Table 1 represents the photovoltaic characteristics of the pure and blended conjugated polymers, where V_oc is the open circuit voltage, I_sc the short circuit current, FF is the ratio between the product of the maximum current (I_sc) and voltage (V_oc), and η is the efficiency of the solar cell. The active area of the solar cell devices was 1.25 cm × 1.28 cm = 1.6 cm².

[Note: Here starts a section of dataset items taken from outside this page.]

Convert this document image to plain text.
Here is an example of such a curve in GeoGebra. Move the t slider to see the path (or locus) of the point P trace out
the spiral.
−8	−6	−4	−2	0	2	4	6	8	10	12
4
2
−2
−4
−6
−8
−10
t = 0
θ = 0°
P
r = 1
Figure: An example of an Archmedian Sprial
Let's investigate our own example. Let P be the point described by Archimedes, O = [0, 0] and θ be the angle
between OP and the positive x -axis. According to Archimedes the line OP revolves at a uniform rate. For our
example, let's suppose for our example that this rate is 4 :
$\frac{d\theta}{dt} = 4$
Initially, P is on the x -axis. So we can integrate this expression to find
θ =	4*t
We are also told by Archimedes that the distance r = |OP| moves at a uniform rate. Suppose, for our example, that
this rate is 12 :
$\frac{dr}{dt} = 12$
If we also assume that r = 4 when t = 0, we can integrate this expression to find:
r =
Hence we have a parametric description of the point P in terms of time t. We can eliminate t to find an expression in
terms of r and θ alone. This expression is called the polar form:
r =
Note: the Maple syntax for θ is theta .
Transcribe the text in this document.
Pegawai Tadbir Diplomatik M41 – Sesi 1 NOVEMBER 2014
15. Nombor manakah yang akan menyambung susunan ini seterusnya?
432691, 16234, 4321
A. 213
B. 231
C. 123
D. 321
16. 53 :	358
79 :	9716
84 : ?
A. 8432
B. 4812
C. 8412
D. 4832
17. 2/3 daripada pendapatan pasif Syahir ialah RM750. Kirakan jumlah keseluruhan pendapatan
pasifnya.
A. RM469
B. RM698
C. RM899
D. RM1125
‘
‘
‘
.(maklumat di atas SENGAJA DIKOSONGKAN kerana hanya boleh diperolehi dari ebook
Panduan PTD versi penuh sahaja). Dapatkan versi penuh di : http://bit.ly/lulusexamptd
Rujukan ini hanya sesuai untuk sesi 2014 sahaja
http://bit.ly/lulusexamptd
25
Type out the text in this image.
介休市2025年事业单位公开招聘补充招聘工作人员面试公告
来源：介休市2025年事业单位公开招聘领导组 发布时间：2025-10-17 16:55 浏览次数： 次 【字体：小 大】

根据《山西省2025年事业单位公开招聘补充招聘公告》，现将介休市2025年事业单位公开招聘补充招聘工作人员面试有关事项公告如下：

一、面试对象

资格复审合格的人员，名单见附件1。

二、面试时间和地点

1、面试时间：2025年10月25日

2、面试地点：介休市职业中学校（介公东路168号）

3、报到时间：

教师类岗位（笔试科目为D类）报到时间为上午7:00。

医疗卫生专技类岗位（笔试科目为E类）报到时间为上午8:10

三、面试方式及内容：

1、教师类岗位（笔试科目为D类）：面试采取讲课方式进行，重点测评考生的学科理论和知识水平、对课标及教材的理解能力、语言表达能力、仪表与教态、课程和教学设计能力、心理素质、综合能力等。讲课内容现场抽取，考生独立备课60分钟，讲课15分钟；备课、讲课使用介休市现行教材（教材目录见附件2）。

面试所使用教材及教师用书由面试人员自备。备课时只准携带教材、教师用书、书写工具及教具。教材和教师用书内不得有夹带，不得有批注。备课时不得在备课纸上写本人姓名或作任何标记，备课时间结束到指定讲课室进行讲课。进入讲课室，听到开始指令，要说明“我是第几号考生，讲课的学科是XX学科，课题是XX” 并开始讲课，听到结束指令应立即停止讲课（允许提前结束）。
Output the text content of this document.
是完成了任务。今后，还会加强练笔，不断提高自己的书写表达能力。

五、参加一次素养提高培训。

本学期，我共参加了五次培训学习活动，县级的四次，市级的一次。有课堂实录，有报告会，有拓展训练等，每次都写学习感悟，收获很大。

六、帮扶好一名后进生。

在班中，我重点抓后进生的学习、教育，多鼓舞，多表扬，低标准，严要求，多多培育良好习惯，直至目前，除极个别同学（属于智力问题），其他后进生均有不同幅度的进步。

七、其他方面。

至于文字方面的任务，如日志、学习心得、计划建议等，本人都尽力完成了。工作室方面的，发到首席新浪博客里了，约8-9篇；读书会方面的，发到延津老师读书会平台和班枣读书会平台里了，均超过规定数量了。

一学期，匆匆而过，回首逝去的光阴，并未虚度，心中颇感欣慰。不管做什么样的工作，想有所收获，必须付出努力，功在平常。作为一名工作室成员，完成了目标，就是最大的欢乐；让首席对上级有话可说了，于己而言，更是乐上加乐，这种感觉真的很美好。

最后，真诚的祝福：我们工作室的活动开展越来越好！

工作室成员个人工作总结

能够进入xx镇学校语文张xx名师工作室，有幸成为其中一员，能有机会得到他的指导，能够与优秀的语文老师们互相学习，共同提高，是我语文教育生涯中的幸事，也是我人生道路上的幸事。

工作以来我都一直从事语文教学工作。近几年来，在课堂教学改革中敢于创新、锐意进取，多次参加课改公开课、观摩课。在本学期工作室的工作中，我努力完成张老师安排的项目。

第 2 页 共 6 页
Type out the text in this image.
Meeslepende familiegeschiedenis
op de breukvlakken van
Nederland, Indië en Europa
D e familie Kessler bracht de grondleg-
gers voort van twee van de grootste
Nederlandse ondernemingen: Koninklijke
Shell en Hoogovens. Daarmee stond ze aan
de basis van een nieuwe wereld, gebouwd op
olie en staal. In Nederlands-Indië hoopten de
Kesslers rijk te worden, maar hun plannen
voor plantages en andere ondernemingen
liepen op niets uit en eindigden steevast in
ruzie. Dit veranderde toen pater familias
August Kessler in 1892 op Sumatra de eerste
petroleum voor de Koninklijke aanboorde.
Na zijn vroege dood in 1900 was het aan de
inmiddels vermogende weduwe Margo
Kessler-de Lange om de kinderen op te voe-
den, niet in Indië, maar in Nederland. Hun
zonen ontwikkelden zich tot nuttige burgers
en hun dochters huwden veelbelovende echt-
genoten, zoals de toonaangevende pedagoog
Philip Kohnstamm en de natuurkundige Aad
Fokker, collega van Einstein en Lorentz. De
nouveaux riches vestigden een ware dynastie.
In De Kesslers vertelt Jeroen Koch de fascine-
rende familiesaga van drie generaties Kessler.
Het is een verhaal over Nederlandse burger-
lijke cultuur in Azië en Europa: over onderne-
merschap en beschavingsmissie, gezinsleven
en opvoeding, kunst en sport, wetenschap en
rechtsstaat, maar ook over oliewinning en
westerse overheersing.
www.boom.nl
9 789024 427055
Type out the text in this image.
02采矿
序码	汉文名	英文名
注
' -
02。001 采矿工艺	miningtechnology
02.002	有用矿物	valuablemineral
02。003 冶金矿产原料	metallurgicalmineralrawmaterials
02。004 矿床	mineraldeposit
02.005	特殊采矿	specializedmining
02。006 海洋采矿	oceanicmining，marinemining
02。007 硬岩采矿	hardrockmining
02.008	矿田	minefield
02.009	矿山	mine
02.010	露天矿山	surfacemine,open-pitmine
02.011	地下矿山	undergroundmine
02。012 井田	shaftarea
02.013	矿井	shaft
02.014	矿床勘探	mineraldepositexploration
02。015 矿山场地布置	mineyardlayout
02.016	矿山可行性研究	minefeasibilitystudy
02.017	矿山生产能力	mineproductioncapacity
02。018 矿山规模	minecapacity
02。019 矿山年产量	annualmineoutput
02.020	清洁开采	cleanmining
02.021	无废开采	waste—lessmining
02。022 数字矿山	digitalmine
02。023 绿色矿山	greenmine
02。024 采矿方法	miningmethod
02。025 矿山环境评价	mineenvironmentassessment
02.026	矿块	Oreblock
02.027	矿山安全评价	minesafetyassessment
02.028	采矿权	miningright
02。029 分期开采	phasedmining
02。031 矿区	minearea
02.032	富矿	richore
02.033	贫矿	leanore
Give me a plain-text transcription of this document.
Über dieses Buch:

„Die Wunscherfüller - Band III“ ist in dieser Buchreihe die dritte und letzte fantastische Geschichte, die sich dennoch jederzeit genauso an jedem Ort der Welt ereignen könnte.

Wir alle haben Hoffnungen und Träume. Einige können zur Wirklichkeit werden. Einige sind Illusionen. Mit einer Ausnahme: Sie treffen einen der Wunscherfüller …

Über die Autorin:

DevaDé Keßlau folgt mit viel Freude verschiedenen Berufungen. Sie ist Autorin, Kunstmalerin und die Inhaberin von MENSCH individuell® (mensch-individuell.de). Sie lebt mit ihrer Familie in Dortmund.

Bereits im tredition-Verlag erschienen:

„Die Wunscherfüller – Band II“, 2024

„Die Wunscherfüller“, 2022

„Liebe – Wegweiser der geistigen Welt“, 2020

To calculate the PCE, we used the Eq. (1):

$$ \upeta = \frac{{{\text{V}}_{{{\text{OC}}}} {\text{I}}_{{{\text{SC}}}} }}{{{\text{P}}_{{{\text{in}}}} }} \times {\text{FF}} $$

(1)

where P_in is the power of incident radiation per cm² and the FF was calculated by using the Eq. (2):

$${\text{FF}}=\frac{{{{\text{I}}_{{\text{max}}}}{{\text{V}}_{{\text{max}}}}}}{{{{\text{V}}_{{\text{OC}}}}{{\text{I}}_{{\text{SC}}}}}}$$

(2)

The maximum incident power is given by the Eq. (3):

$${{\text{P}}_{{\text{max}}}}={{\text{V}}_{{\text{OC}}}}{{\text{I}}_{{\text{SC}}}} \times {\text{FF}}$$

(3)

The above I–V and EQE of devices of different combinations were compared, and based on their performance; we can conclude the following points. (i) The simplest, yet efficient device structure is the bulk heterojunction solar cells; and (ii) the layer thickness is an important factor, if the device thickness is large, then the efficiency is affected. Similarly, if the thickness is minimal, the efficiency is affected by disordered layer thickness and poor absorption of solar light. This new material blending proves to be the best among the organic solar cells, especially in conjugated polymer segment.

4 Conclusions

Single layer devices based on pure and blended conjugated polymers have been investigated. At optimal blend concentrations of PFO–MEH–PPV: PECOD, spectral properties showed PL covering a spectral range from 455 to 610 nm (minimum 50% of peak intensity). The performance of the organic solar cells was greatly improved by blending two conjugated polymers with a power efficiency of 6.25% and an EQE of 10.56% for the structure ITO/TCP + CP/Ag. In conclusion, we have shown that the blending of two conjugated polymers has resulted in improved PCE, and that the concentration of the blends and the thickness of the organic layers are critical in assessing the solar cell’s performance. Finally, there is a great simplicity in the construction of solar cells based on solution-processable thin film conjugated polymers.

Further research work is required to optimize blend composition of the two conjugated polymers, thickness of organic layer, processing conditions and cell structure to obtain more improved electrical properties, PCE, and better performance of organic solar cells.